ENA cherche...citoyens

par Rabelais
mardi 3 avril 2007

L’enseignement dispensé à l’ENA forme des individus coupés du réel. Un simple exemple l’illustre, si besoin était. Les solutions simples et économes sont à portée de main.

Même Lionel Jospin ne connaissait pas le prix de la baguette ! L’image est restée discrète. Nous sommes le lendemain du passage à l’euro. Lionel Jospin, tout fringuant Premier ministre, se rend chez son boulanger, accompagné d’une équipe de tournage. « Bonjour ! une baguette SVP ! ». Sous l’effet de l’émotion, le boulanger répond « 5,20 », exprimant le prix en francs. Ni une ni deux, Lionel Jospin pose le billet de 5 euros préparé à l’avance et plonge sa main dans sa poche pour rechercher le complément. Les deux mains se choquent : celle du boulanger qui rend les quelque 4,20 euros et celle de Jospin qui ne comprend pas la situation. Jusqu’à ce que le boulanger lui explique son erreur et Jospin d’essayer de masquer sa gêne.

L’histoire peut paraître anodine, mais quel citoyen paierait une baguette de pain 33 francs ? L’histoire peut paraître anodine si déjà en son temps, un énarque d’un autre camp ne s’était fait sécher vingt ans plus tôt sur le même sujet.
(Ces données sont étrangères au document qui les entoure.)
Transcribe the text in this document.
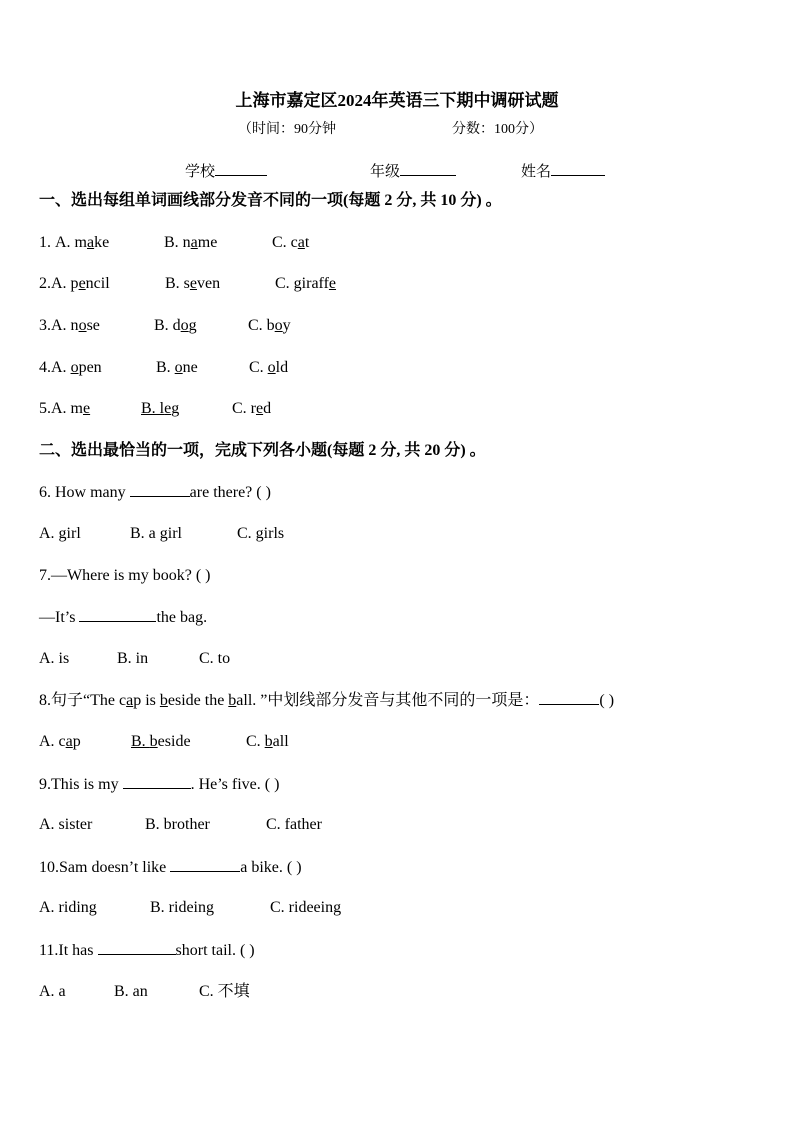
上海市嘉定区2024年英语三下期中调研试题
（时间：90分钟	分数：100分）
学校	年级	姓名
一、选出每组单词画线部分发音不同的一项(每题 2 分, 共 10 分) 。
1. A. make	B. name	C. cat
2.A. pencil	B. seven	C. giraffe
3.A. nose	B. dog	C. boy
4.A. open	B. one	C. old
5.A. me	B. leg	C. red
二、选出最恰当的一项，完成下列各小题(每题 2 分, 共 20 分) 。
6. How many	are there? ( )
A. girl	B. a girl	C. girls
7.—Where is my book? ( )
—It’s	the bag.
A. is	B. in	C. to
8.句子“The cap is beside the ball. ”中划线部分发音与其他不同的一项是：	( )
A. cap	B. beside	C. ball
9.This is my	. He’s five. ( )
A. sister	B. brother	C. father
10.Sam doesn’t like	a bike. ( )
A. riding	B. rideing	C. rideeing
11.It has	short tail. ( )
A. a	B. an	C. 不填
Même problème (simple !), même déconnexion du réel. L’histoire serait anodine s’il arrivait à un énarque de connaître le chômage, de chercher un emploi, une seule fois dans sa vie. L’histoire serait anodine si elle ne révélait que l’ensemble des ministères et des cabinets associés, bref que l’ensemble du processus décisionnel de l’État ne dépend que d’individus ne connaissant rien du quotidien des Français (en dehors des notes de synthèse). Comment proposer des solutions à des problèmes que l’on ne connaît pas puisque, salarié à vie, détaché de toute obligation professionnelle, de tout problème de retraite (l’avancement continue quoiqu’il arrive...), de toute inquiétude sur le financement de l’avenir de ses enfants... ces problèmes n’existent pas, ou plus exactement ne sont que des théories ? Qui a connu le chômage, ne serait-ce qu’une fois dans sa vie, ne regarde plus jamais les chômeurs du même œil !
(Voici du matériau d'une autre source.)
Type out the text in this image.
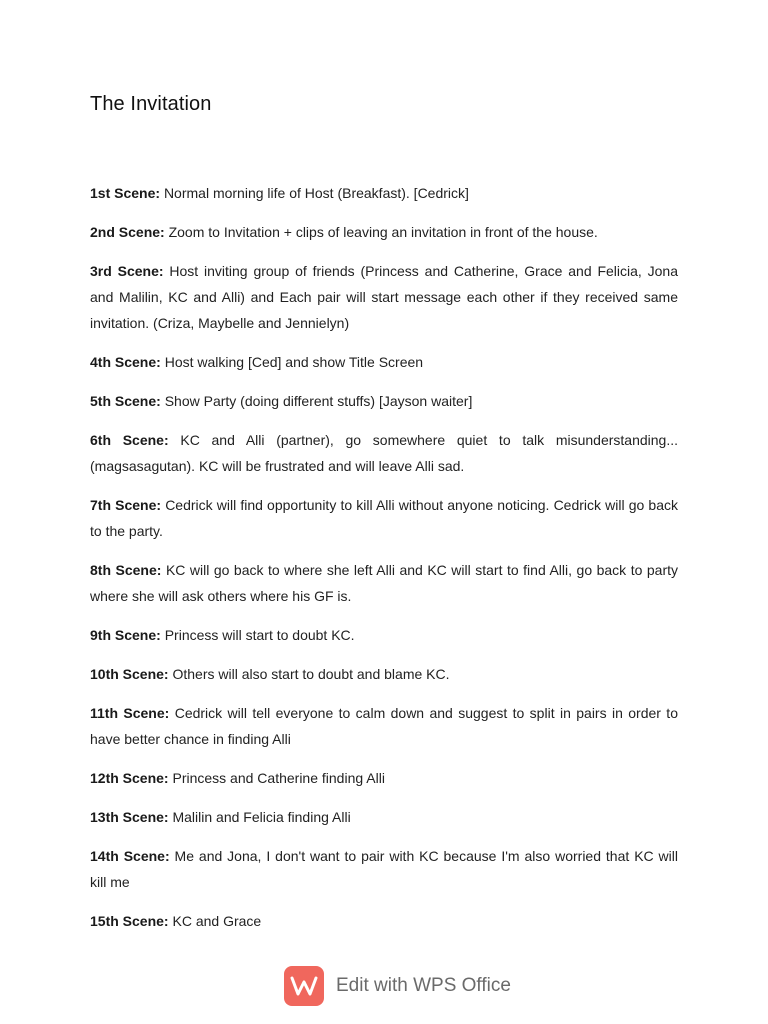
The Invitation
1st Scene: Normal morning life of Host (Breakfast). [Cedrick]
2nd Scene: Zoom to Invitation + clips of leaving an invitation in front of the house.
3rd Scene: Host inviting group of friends (Princess and Catherine, Grace and Felicia, Jona and Malilin, KC and Alli) and Each pair will start message each other if they received same invitation. (Criza, Maybelle and Jennielyn)
4th Scene: Host walking [Ced] and show Title Screen
5th Scene: Show Party (doing different stuffs) [Jayson waiter]
6th Scene: KC and Alli (partner), go somewhere quiet to talk misunderstanding... (magsasagutan). KC will be frustrated and will leave Alli sad.
7th Scene: Cedrick will find opportunity to kill Alli without anyone noticing. Cedrick will go back to the party.
8th Scene: KC will go back to where she left Alli and KC will start to find Alli, go back to party where she will ask others where his GF is.
9th Scene: Princess will start to doubt KC.
10th Scene: Others will also start to doubt and blame KC.
11th Scene: Cedrick will tell everyone to calm down and suggest to split in pairs in order to have better chance in finding Alli
12th Scene: Princess and Catherine finding Alli
13th Scene: Malilin and Felicia finding Alli
14th Scene: Me and Jona, I don't want to pair with KC because I'm also worried that KC will kill me
15th Scene: KC and Grace
Edit with WPS Office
Mais que l’on ne se méprenne pas, l’objectif n’est pas de dire mort aux hauts fonctionnaires ! Ils sont probablement garants d’un certain fonctionnement de l’État. Il s’agit simplement de faire remarquer que, comme pour tout enseignement supérieur (à l’exception de l’université, très ouverte par nature), les mêmes formations fournissent les mêmes résultats.
Et qu’un peu de « mixité » ne peut qu’être bénéfique à notre pays, à sa « gouvernance ». Les remèdes sont simples. Il suffit que les hautes administrations disposent de budget pour rémunérer des membres de la société civile qui viendraient y travailler, ou qu’avant d’accéder à de hautes fonctions, les futurs élèves aillent « vivre » un peu. La première piste permettrait d’éviter que seuls les candidats assujettis à l’ISF (pour la plupart des plus probables présidents, à une exception notoire) puissent aspirer à de hautes fonctions. La seconde aurait l’immense mérite de ramener sur Terre nos décideurs, à peu de frais.

L’un des candidats à la présidentielle vient de faire une proposition dans ce sens : l’accès aux hautes fonctions après avoir un peu « vécu ». Parions sur plusieurs types de réactions : « je l’avais déjà proposé ! » dira un énarque qui n’en a rien fait, « Quelle drôle d’idée ! » dira celui qui n’a vraiment rien compris, « Quelle ineptie ! » dira un énarque qui n’a rien fait car il n’a vraiment rien compris. Pourquoi ? Tout simplement parce qu’aucun d’entre eux n’a les pieds sur Terre, et ne voit ce qui est évident pour tout citoyen qui lève un peu les yeux et regarde la façon dont la France est gérée depuis des décennies.